ABSTRACT. Architects, art historians and aestheticians alike tend to assume that talking about how buildings convey communicative content is based on a well-developed architectural language. This language is canonised to the point that its speakers can easily discuss questions concerning architectural styles, conventions, functions, etc. Architectural intentions are readable on different levels and layers, depending on the contextual and art historical knowledge of the viewer.
In this paper we would like to suggest that the problem of architectural meaning is considerably more complex, and its underlying conceptual framework is in need of further development and refinement. The reason for this is that much of the terminology used for describing architectural meaning is ad hoc or insufficient. (1) On the one hand, if we consider what kind of communicative contents might be conveyed by buildings we might immediately start discussing tradition, beauty, durability, social status, utility, quality, functionality, brand, and the like. (2) On the other hand, the issue of what is often mixed with how conveying architectural meaning is carried out. For instance, the variety of architectural means, such as the usage of different materials, forming elements (symmetry, rhythm, proportion, etc.), location and applied arts might be easily confused with the aforementioned conveyed contents of what a building can communicate.

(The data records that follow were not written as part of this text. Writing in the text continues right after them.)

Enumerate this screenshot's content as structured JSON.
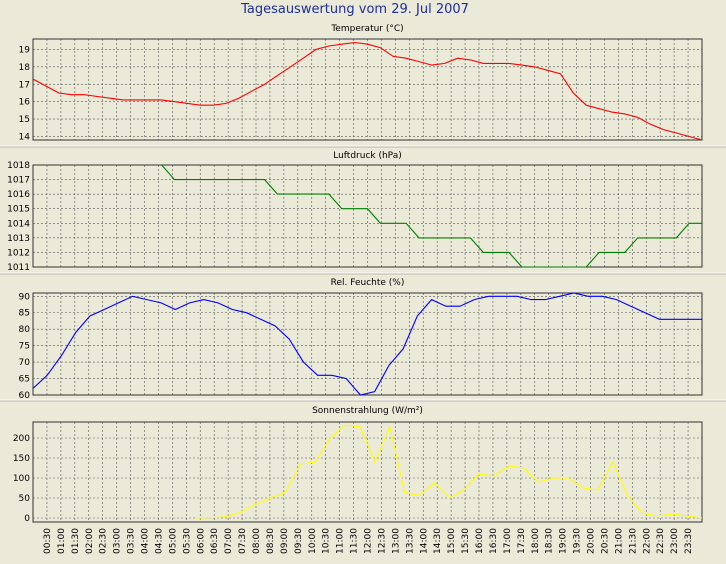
{
  "title": "Tagesauswertung vom 29. Jul 2007",
  "colors": {
    "background": "#ebe9d8",
    "grid": "#555555",
    "panel_border": "#ffffff"
  },
  "chart_data": [
    {
      "type": "line",
      "title": "Temperatur (°C)",
      "ylim": [
        13.8,
        19.6
      ],
      "yticks": [
        14,
        15,
        16,
        17,
        18,
        19
      ],
      "grid": true,
      "series": [
        {
          "color": "#ff0000",
          "values": [
            17.3,
            16.9,
            16.5,
            16.4,
            16.4,
            16.3,
            16.2,
            16.1,
            16.1,
            16.1,
            16.1,
            16.0,
            15.9,
            15.8,
            15.8,
            15.9,
            16.2,
            16.6,
            17.0,
            17.5,
            18.0,
            18.5,
            19.0,
            19.2,
            19.3,
            19.4,
            19.3,
            19.1,
            18.6,
            18.5,
            18.3,
            18.1,
            18.2,
            18.5,
            18.4,
            18.2,
            18.2,
            18.2,
            18.1,
            18.0,
            17.8,
            17.6,
            16.5,
            15.8,
            15.6,
            15.4,
            15.3,
            15.1,
            14.7,
            14.4,
            14.2,
            14.0,
            13.8
          ]
        }
      ]
    },
    {
      "type": "line",
      "title": "Luftdruck (hPa)",
      "ylim": [
        1011,
        1018
      ],
      "yticks": [
        1011,
        1012,
        1013,
        1014,
        1015,
        1016,
        1017,
        1018
      ],
      "grid": true,
      "series": [
        {
          "color": "#008000",
          "values": [
            null,
            null,
            null,
            null,
            null,
            null,
            null,
            null,
            null,
            null,
            1018,
            1017,
            1017,
            1017,
            1017,
            1017,
            1017,
            1017,
            1017,
            1016,
            1016,
            1016,
            1016,
            1016,
            1015,
            1015,
            1015,
            1014,
            1014,
            1014,
            1013,
            1013,
            1013,
            1013,
            1013,
            1012,
            1012,
            1012,
            1011,
            1011,
            1011,
            1011,
            1011,
            1011,
            1012,
            1012,
            1012,
            1013,
            1013,
            1013,
            1013,
            1014,
            1014
          ]
        }
      ]
    },
    {
      "type": "line",
      "title": "Rel. Feuchte (%)",
      "ylim": [
        60,
        91
      ],
      "yticks": [
        60,
        65,
        70,
        75,
        80,
        85,
        90
      ],
      "grid": true,
      "series": [
        {
          "color": "#0000ff",
          "values": [
            62,
            66,
            72,
            79,
            84,
            86,
            88,
            90,
            89,
            88,
            86,
            88,
            89,
            88,
            86,
            85,
            83,
            81,
            77,
            70,
            66,
            66,
            65,
            60,
            61,
            69,
            74,
            84,
            89,
            87,
            87,
            89,
            90,
            90,
            90,
            89,
            89,
            90,
            91,
            90,
            90,
            89,
            87,
            85,
            83,
            83,
            83,
            83
          ]
        }
      ]
    },
    {
      "type": "line",
      "title": "Sonnenstrahlung (W/m²)",
      "ylim": [
        -10,
        240
      ],
      "yticks": [
        0,
        50,
        100,
        150,
        200
      ],
      "grid": true,
      "series": [
        {
          "color": "#ffff00",
          "values": [
            null,
            null,
            null,
            null,
            null,
            null,
            null,
            null,
            null,
            null,
            null,
            0,
            1,
            3,
            15,
            35,
            50,
            65,
            135,
            140,
            200,
            232,
            228,
            140,
            228,
            64,
            56,
            88,
            50,
            70,
            110,
            105,
            130,
            125,
            90,
            100,
            100,
            75,
            70,
            140,
            55,
            12,
            5,
            10,
            5,
            0
          ]
        }
      ]
    }
  ],
  "x_labels": [
    "00:30",
    "01:00",
    "01:30",
    "02:00",
    "02:30",
    "03:00",
    "03:30",
    "04:00",
    "04:30",
    "05:00",
    "05:30",
    "06:00",
    "06:30",
    "07:00",
    "07:30",
    "08:00",
    "08:30",
    "09:00",
    "09:30",
    "10:00",
    "10:30",
    "11:00",
    "11:30",
    "12:00",
    "12:30",
    "13:00",
    "13:30",
    "14:00",
    "14:30",
    "15:00",
    "15:30",
    "16:00",
    "16:30",
    "17:00",
    "17:30",
    "18:00",
    "18:30",
    "19:00",
    "19:30",
    "20:00",
    "20:30",
    "21:00",
    "21:30",
    "22:00",
    "22:30",
    "23:00",
    "23:30"
  ]
}
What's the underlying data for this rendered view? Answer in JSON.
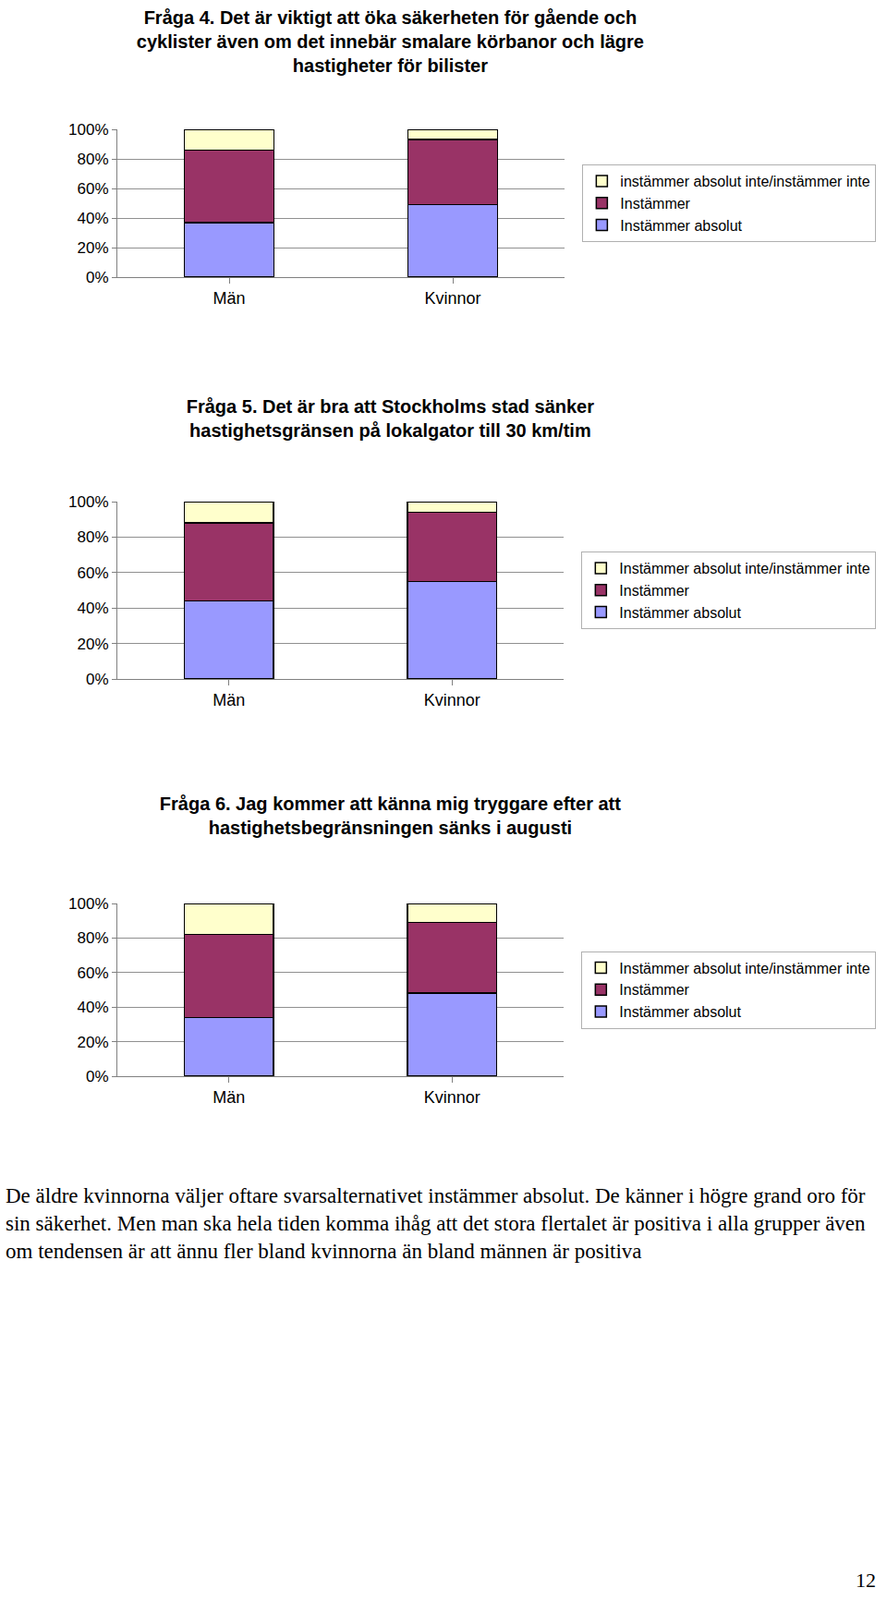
{
  "chart_data": [
    {
      "type": "bar",
      "title": [
        "Fråga 4. Det är viktigt att öka säkerheten för gående och",
        "cyklister även om det innebär smalare körbanor och lägre",
        "hastigheter för bilister"
      ],
      "categories": [
        "Män",
        "Kvinnor"
      ],
      "series": [
        {
          "name": "Instämmer absolut",
          "color": "#9999ff",
          "values": [
            37,
            49
          ]
        },
        {
          "name": "Instämmer",
          "color": "#993366",
          "values": [
            49,
            44
          ]
        },
        {
          "name": "instämmer absolut inte/instämmer inte",
          "color": "#ffffcc",
          "values": [
            14,
            7
          ]
        }
      ],
      "ylim": [
        0,
        100
      ],
      "yticks": [
        {
          "value": 0,
          "label": "0%"
        },
        {
          "value": 20,
          "label": "20%"
        },
        {
          "value": 40,
          "label": "40%"
        },
        {
          "value": 60,
          "label": "60%"
        },
        {
          "value": 80,
          "label": "80%"
        },
        {
          "value": 100,
          "label": "100%"
        }
      ],
      "stacked": true,
      "grid": true,
      "legend": "right"
    },
    {
      "type": "bar",
      "title": [
        "Fråga 5. Det är bra att Stockholms stad sänker",
        "hastighetsgränsen på lokalgator till 30 km/tim"
      ],
      "categories": [
        "Män",
        "Kvinnor"
      ],
      "series": [
        {
          "name": "Instämmer absolut",
          "color": "#9999ff",
          "values": [
            44,
            55
          ]
        },
        {
          "name": "Instämmer",
          "color": "#993366",
          "values": [
            44,
            39
          ]
        },
        {
          "name": "Instämmer absolut inte/instämmer inte",
          "color": "#ffffcc",
          "values": [
            12,
            6
          ]
        }
      ],
      "ylim": [
        0,
        100
      ],
      "yticks": [
        {
          "value": 0,
          "label": "0%"
        },
        {
          "value": 20,
          "label": "20%"
        },
        {
          "value": 40,
          "label": "40%"
        },
        {
          "value": 60,
          "label": "60%"
        },
        {
          "value": 80,
          "label": "80%"
        },
        {
          "value": 100,
          "label": "100%"
        }
      ],
      "stacked": true,
      "grid": true,
      "legend": "right"
    },
    {
      "type": "bar",
      "title": [
        "Fråga 6. Jag kommer att känna mig tryggare efter att",
        "hastighetsbegränsningen sänks i augusti"
      ],
      "categories": [
        "Män",
        "Kvinnor"
      ],
      "series": [
        {
          "name": "Instämmer absolut",
          "color": "#9999ff",
          "values": [
            34,
            48
          ]
        },
        {
          "name": "Instämmer",
          "color": "#993366",
          "values": [
            48,
            41
          ]
        },
        {
          "name": "Instämmer absolut inte/instämmer inte",
          "color": "#ffffcc",
          "values": [
            18,
            11
          ]
        }
      ],
      "ylim": [
        0,
        100
      ],
      "yticks": [
        {
          "value": 0,
          "label": "0%"
        },
        {
          "value": 20,
          "label": "20%"
        },
        {
          "value": 40,
          "label": "40%"
        },
        {
          "value": 60,
          "label": "60%"
        },
        {
          "value": 80,
          "label": "80%"
        },
        {
          "value": 100,
          "label": "100%"
        }
      ],
      "stacked": true,
      "grid": true,
      "legend": "right"
    }
  ],
  "paragraph": "De äldre kvinnorna väljer oftare svarsalternativet instämmer absolut. De känner i högre grand oro för sin säkerhet. Men man ska hela tiden komma ihåg att det stora flertalet är positiva i alla grupper även om tendensen är att ännu fler bland kvinnorna än bland männen är positiva",
  "page_number": "12"
}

We partially rely on some of the concepts suggested by Nelson Goodman in his paper How Buildings Mean (1988). By analysing the architectural language and terminology he distinguishes denotation (depiction, representation) from exemplification, expression and mediated reference. These are examples of different communicative means and levels of producing architectural meaning. Goodman’s system is a promising account of what can be communicated with buildings, but the how aspect is not explicit in his theory. The typology is not embedded in a conceptual framework of communication.
We propose a conceptual framework for architectural meaning on the basis of the speech act (Austin, 1962, Searle, 1969) and picture act theory (Kjørup, 1974, 1978, Novitz, 1975, 1977). We extend the theory of speech acts and picture acts to include objects in general and buildings in particular. Our theory of object acts accounts for the production of architectural meaning on the basis of how we understand interpret architectural locutionary acts (buildings) in the context of their production and use. The various types of contents, or what is conveyed by buildings, will be accounted for and analysed in this conceptual framework in order to provide a systematic theory of the rich variety architectural communication.